Проснувшись поутру, он погоревал по поводу всего, услышанного им во сне, а затем оставил спящую красавицу, чтобы продолжить свой путь в направлении города богини Афины.

Спутники его ликовали по-прежнему, и чем ближе подплывал их корабль к родной афинской земле, тем сильнее становилось их веселье. Избежав неотвратимой смерти, люди предчувствовали радость своих родных в недалеких уже от них Афинах.

Однако самого Тесея томили самые противоречивые мысли.

Конечно, он разделял ликование своих спутников, однако никак не мог отделаться от чувства тяжелой утраты: у него ведь его отняли будущую невесту!

Удрученный, Тесей позабыл об обещании своему отцу переменить на судне паруса. И все это все привело к новой, очередной беде.

Престарелый царь Эгей, между тем, терпеливо дожидался вестей с острова Крита. Ожидание вконец измучило старика, а все же его не оставляло видение скал, которые обрамляли крутой берег приморского Пирея. И вот ему показалось – да что там показалось! – он четко увидел верхушки знакомой до боли корабельной мачты.

Ошибки быть не могло.

Эта мачта была поставлена на афинском судне, на котором уплывали обреченные на гибель юноши и девушки во главе с его сыном Тесеем. И вот оно возвращается уже назад… Что оно везет? Радостную или скорбную весть?

Через какое-то мгновение из-за надводной дымки выделилась широкая полоска. Старик замер в изнеможении.

Край паруса почудился ему иссиня черным, но такое могло только пригрезиться по причине нестерпимого блеска воды. У старика не хватило сил поверить во что-то подобное, во что-то слишком плохое.

Это могло быть лишь обманом зрения…

Царь переждал еще какое-то мгновение, еще…

Паруса судна выскальзывали из-за обреза водной стихии, как выскальзывают из-за бугра чересчур медлительные повозки. Но… все паруса на них были, без сомнения, иссиня черного цвета…

Не взвидев солнечного сияния, совершенно негнущимися под ним ногами, старик сделал неосознанный шаг вперед и куда-то, вроде бы, полетел…

Усилием воли попытался направить свое движение вверх и в сторону показавшегося всего судна, но не сумел. Он даже не почувствовал прикосновения твердых каменных выступов, впивавшихся ему в безразличные к боли бока, не услышал даже всплеска какой-то, крайне удивленной воды.

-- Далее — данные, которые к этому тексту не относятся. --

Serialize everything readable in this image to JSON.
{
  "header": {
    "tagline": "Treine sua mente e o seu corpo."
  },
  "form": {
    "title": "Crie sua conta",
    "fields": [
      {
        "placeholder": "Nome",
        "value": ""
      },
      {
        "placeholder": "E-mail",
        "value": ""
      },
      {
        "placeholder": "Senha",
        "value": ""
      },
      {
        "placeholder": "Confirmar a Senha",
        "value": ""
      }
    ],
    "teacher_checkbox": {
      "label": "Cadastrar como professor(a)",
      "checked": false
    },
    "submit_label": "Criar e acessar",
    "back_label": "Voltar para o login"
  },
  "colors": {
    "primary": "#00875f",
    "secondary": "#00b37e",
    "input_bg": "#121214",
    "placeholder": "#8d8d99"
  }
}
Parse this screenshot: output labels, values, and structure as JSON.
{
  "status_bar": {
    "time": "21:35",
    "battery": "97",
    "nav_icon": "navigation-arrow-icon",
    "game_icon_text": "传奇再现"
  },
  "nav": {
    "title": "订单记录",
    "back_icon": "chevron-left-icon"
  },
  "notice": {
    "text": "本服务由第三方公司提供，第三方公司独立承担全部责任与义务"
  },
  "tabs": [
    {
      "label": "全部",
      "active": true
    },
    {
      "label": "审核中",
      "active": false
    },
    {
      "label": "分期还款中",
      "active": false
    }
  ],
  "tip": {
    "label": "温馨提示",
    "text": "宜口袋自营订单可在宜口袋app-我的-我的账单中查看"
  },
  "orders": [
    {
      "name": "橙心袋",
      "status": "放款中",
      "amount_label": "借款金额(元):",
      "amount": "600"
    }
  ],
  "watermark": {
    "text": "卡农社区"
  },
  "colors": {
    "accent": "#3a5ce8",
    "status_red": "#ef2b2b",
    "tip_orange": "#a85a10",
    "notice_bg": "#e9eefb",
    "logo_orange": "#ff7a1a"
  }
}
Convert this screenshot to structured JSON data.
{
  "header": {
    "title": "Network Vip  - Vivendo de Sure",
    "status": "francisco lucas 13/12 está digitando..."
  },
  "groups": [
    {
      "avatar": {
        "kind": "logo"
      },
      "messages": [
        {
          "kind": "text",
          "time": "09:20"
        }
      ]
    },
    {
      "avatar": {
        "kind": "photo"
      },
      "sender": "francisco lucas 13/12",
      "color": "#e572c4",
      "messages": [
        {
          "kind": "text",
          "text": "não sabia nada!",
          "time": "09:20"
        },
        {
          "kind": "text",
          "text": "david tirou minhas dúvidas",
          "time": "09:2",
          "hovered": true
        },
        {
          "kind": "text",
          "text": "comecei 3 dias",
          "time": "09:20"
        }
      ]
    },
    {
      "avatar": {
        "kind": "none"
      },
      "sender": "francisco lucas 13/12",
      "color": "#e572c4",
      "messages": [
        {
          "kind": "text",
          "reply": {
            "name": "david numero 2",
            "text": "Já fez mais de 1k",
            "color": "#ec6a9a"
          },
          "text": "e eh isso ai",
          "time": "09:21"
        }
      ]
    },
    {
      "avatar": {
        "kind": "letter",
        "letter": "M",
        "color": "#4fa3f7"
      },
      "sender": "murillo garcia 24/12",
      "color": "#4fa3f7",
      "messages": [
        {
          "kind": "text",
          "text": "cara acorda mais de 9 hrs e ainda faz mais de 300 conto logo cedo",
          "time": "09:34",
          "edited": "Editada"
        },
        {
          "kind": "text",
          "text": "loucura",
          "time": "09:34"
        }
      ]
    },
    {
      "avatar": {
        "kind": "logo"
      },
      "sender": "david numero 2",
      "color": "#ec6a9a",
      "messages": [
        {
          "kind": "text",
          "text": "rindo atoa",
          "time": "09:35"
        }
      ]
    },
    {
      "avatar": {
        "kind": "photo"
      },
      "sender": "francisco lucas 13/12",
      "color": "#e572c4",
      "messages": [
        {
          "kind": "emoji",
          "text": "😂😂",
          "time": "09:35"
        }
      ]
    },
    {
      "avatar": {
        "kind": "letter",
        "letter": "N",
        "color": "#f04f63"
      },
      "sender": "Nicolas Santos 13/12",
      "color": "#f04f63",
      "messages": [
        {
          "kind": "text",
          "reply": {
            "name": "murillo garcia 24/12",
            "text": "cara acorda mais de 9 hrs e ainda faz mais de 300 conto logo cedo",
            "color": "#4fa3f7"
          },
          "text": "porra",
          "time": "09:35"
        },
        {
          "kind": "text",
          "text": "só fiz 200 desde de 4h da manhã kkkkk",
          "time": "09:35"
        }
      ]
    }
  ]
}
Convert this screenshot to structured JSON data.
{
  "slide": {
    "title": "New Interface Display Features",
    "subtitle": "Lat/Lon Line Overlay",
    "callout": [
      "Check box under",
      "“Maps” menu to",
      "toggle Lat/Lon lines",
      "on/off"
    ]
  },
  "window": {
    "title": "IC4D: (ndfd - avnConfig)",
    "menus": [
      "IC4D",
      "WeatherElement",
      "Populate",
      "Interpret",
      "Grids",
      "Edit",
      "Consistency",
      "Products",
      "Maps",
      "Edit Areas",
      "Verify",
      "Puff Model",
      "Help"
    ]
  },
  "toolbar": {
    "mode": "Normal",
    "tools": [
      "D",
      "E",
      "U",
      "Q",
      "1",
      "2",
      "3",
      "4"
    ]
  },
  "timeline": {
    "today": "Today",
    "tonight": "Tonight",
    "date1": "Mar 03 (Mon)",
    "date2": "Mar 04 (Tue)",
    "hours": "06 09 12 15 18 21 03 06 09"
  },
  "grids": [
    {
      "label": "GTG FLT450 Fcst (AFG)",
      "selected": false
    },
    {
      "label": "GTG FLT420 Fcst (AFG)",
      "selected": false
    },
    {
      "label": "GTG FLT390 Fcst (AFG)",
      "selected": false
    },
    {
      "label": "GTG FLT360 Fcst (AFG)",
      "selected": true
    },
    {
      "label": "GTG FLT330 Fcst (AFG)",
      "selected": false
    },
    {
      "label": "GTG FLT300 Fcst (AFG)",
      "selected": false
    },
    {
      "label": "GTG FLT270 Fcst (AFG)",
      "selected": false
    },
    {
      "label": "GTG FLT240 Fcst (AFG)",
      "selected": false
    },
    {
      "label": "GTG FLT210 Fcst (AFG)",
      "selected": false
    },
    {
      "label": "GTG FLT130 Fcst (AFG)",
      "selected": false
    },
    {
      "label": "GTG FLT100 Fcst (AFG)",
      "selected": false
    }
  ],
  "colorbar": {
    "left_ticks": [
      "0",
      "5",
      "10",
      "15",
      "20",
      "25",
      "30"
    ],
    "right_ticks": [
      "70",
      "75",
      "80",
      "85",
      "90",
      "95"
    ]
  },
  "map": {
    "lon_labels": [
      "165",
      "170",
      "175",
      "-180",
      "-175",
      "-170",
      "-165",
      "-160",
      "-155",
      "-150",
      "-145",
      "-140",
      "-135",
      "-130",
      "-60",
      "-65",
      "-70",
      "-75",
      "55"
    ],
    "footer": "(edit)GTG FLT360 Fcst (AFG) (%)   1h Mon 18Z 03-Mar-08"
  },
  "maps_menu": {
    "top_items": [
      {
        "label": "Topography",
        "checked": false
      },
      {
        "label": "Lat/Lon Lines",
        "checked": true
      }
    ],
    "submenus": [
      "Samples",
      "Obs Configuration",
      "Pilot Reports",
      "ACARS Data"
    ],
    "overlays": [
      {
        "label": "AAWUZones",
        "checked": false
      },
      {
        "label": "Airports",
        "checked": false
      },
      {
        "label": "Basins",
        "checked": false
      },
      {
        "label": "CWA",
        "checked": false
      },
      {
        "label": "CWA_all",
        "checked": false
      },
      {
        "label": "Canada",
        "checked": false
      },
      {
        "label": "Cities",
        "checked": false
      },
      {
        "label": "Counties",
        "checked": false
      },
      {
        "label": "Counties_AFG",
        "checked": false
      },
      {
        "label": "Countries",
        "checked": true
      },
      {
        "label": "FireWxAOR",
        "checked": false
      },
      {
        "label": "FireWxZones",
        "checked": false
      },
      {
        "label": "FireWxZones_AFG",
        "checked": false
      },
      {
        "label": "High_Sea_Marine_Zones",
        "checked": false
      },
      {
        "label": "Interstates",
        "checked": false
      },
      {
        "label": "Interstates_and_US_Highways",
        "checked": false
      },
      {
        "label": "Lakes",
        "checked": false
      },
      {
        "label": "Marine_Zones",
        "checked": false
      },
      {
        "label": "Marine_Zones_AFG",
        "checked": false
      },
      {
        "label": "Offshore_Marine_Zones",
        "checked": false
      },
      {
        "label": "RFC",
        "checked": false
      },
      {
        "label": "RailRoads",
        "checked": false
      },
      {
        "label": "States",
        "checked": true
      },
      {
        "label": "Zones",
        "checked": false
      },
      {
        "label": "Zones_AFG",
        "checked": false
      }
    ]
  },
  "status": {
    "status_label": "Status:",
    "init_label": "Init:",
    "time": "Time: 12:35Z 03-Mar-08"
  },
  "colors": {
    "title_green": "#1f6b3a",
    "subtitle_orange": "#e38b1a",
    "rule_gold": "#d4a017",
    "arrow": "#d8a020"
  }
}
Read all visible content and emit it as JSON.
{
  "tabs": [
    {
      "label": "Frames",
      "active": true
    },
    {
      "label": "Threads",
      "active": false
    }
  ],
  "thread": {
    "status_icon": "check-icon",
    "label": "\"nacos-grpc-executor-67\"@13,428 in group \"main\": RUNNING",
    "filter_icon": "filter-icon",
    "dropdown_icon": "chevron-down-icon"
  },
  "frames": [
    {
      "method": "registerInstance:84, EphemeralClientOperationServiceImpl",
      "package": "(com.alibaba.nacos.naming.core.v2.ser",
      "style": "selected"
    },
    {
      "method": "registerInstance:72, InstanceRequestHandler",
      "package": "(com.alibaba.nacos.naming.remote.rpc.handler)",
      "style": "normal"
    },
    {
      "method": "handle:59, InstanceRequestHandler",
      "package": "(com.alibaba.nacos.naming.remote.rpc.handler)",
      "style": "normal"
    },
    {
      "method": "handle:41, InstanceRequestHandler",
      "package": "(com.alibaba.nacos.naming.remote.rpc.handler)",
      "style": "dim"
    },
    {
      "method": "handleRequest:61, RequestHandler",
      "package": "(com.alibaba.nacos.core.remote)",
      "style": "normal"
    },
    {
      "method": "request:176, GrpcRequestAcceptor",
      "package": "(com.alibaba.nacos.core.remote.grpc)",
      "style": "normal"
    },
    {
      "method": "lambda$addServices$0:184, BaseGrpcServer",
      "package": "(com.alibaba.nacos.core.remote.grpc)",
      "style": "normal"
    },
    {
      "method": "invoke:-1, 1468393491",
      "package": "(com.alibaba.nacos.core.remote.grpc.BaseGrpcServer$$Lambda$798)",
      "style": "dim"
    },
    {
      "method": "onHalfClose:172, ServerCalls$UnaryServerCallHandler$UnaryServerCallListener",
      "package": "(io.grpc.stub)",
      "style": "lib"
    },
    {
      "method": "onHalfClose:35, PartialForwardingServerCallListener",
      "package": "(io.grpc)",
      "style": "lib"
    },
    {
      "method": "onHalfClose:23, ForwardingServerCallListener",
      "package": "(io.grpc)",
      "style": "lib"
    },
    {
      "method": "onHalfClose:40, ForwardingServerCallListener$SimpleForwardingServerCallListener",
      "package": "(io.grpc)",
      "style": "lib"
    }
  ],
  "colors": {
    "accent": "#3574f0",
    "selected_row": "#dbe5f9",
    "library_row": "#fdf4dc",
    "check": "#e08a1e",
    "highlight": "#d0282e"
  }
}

Похоронив отца, устроив достойные правителю ему погребения, сам Тесей сделался полноправным правителем в аттическом государстве.

На свою деятельность он смотрел уже совершенно иным, озабоченным взглядом, доподлинно понимая, что доставшееся ему государство требует значительных преобразований, что оно, в конце концов, состоит из множества самостоятельных частей, управляемых собственными, автономными советами.

Отдельные государственные образования обладали различного рода правами, которыми они пользовались с древнейших времен и никак не желали когда-нибудь расставаться с ними.

К примеру, город Элевсин чеканил собственную монету, что было во все времена показателем высочайшей государственной самостоятельности. В этих, совершенно отдельных частях государства, сохранялось много местных обычаев, неприемлемых для его соседей.

Далее… В них самих накопилось огромное множество пограничных споров, распрей, прямые голоски которых перешли в уже исторические времена и потому более или менее известны даже нам.

Первым делом Тесей принялся разрушать все перегородки между отдельными частями афинского государства, чтобы как можно надежнее их сплотить, чтобы жители этих, все-таки сильно разрозненных земель и даже отдельных частей государства, – почувствовали себя равноправными вдруг.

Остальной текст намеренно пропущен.